Le danger est précis. Selon l’OMS, on dénombre davantage de suicides que
de morts par violence interpersonnelle. Le taux de suicide est au plus haut
depuis trente ans aux Etats-Unis, malgré l’usage croissant des
antidépresseurs. C’est en partie le résultat du «perfectionnisme social»,
selon Will Storr. Plus exactement de la perfection vue par l’autre. Car «ce
que je suis dépend beaucoup de ce que je pense que les autres pensent de
moi», affirme l’expert Charles Cooley, cité par Will Storr.

Le selfie exprimerait le besoin d’être extraverti, optimiste, beau,


travailleur, sportif, et capable de rendre le monde meilleur, selon Gordon
Flett, professeur à l’Université de Toronto. Avec les smartphones et les
réseaux sociaux, où chacun envoie une image de bonheur personnel, la
pression pour être soi-même heureux est encore plus forte, selon le pédiatre
Colin Michie. L’individu passe un temps fou à filtrer et éditer son
autoportrait avant de le poster. Comme la réalité diffère de la photo, les
conséquences peuvent être dramatiques. Pas moins de 56% des amis et
membres de la famille d’une personne qui s’est suicidée parlent du défunt
comme d’un «perfectionniste», selon les travaux de Gordon Flett.

Du self tribal au self numérique


Le problème est en grande partie culturel et lié à la montée en force du
libéralisme, selon l’auteur. Selfie décrypte l’individualisme à partir du «self
tribal», du besoin de statut, de réputation et de hiérarchie d’il y a 12 000
ans. Il se poursuit chez les Grecs anciens, lesquels associent le physique et
l’éthique, le beau et le bien. C’est avec Aristote que naît l’individualisme,
l’idée selon laquelle chacun est responsable de soi-même.

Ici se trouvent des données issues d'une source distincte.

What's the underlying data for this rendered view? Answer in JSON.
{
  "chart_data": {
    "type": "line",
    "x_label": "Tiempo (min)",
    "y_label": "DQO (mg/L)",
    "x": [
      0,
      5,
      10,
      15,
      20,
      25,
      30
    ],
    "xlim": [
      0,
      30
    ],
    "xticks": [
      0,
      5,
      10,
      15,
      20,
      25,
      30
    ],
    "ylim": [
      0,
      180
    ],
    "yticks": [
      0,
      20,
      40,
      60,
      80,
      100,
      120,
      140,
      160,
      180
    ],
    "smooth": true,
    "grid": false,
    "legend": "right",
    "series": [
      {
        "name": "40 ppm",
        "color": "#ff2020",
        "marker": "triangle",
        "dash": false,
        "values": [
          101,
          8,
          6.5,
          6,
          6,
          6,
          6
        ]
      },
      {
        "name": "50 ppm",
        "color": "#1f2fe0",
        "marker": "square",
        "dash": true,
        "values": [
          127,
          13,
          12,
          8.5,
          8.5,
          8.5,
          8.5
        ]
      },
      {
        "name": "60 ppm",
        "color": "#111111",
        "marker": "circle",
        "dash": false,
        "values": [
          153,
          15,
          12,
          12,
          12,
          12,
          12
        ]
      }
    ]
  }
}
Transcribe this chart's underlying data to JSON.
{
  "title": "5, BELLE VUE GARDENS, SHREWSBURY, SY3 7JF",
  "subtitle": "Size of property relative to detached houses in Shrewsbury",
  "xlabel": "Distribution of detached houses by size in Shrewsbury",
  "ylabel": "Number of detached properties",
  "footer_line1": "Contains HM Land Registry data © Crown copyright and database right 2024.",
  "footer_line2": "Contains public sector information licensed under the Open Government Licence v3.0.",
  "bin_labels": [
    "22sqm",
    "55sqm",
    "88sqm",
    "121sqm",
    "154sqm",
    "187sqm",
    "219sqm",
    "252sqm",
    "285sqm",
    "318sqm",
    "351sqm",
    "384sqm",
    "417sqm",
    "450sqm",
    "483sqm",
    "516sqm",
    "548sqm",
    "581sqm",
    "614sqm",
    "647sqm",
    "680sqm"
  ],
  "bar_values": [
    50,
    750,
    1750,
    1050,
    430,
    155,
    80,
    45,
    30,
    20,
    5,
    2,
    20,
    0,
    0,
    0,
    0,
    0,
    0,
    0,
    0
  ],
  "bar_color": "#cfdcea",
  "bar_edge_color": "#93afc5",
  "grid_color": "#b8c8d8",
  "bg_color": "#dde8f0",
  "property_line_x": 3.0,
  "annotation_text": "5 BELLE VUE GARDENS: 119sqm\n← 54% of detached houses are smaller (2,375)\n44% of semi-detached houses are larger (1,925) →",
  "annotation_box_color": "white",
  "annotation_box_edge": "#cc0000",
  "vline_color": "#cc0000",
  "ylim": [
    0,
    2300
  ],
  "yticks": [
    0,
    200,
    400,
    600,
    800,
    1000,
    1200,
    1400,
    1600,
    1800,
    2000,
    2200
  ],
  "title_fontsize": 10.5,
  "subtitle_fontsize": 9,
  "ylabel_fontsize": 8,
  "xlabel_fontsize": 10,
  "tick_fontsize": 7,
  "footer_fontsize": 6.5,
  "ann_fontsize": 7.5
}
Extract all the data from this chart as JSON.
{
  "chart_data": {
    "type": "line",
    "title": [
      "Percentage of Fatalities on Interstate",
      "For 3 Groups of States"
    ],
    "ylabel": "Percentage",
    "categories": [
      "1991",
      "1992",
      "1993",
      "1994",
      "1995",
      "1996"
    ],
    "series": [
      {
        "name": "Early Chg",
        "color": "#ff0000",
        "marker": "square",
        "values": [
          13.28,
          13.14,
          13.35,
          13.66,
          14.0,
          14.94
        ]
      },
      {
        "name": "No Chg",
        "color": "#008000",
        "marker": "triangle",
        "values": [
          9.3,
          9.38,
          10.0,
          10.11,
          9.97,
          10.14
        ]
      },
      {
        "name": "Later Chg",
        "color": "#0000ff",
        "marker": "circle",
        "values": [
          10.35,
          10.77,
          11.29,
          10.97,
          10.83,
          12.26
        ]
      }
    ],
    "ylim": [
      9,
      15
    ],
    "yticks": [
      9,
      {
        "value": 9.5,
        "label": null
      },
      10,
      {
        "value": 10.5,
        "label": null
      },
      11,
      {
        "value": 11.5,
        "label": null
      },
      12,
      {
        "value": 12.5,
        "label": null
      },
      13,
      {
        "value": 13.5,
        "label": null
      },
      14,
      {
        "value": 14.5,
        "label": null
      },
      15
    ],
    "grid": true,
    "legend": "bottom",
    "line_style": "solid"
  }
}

Will Storr accompagne son approche historique par une «géographie de la


pensée», pour reprendre Richard Nisbett. Plus on se dirige vers l’Ouest et
plus on maximise l’estime de soi et l’individualisme. En Orient, avec
Confucius, l’ambition perfectionniste de l’individu s’efface au profit du
désir d’harmonie. Le voyage se terminera logiquement avec le «self
numérique» de la Silicon Valley en 2017.

A lire aussi: Le néolibéralisme, une notion controversée

Mais l’individualisme atteint son apogée aux Etats-Unis. En 1859, le best-


seller s’appelle Self Help de Samuel Smiles, lequel demande aux jeunes de
ne faire appel qu’à soi-même pour atteindre un but. La libérale Ayn Rand
(1905-1982), auteur de «la vertu de l’égoïsme» et du best-seller Atlas
Shrugged (1957), y joue un rôle majeur. Alan Greenspan, le président de la
Fed de 1987 à 2007, lui a été très proche. Steve Jobs l’a évoqué comme un
guide de sa vie. Donald Trump s’en est aussi revendiqué. C’est avec Ayn
Rand que le capitalisme est promu pour ses mérites moraux et pas
seulement économiques.

Ayn Rand est plus actuelle que jamais dans la Silicon Valley, au sein des
entrepreneurs qui veulent changer le monde et qui croient que la réussite
dépend à 100% de soi-même. C’est un véritable phénomène culturel. Louis
Rossetto, cofondateur du magazine de l’innovation qu’est Wired, est lui-
même libertaire.

A lire aussi: Cannes ou le triomphe de l’individualisme

Dans cette gig economy (l’économie sans emploi fixe), l’individu est libre.


On parle même de «zero-hour contract». La responsabilité de l’employeur
est minimisée, celle de l’employé maximisée. Ce dernier doit lui-même
faire fructifier son savoir, se former et assurer sa prévoyance. S’il ne trouve
pas d’emploi, c’est sa faute.

Mais comme chacun est imparfait, au sein de la «génération selfie»,


l’échec est fréquent. Will Storr rejette donc violemment cette forme
d’individualisme libéral. Il faut distinguer le bonheur et la réussite
économique, explique-t-il, et mettre fin à la guerre pour la perfection.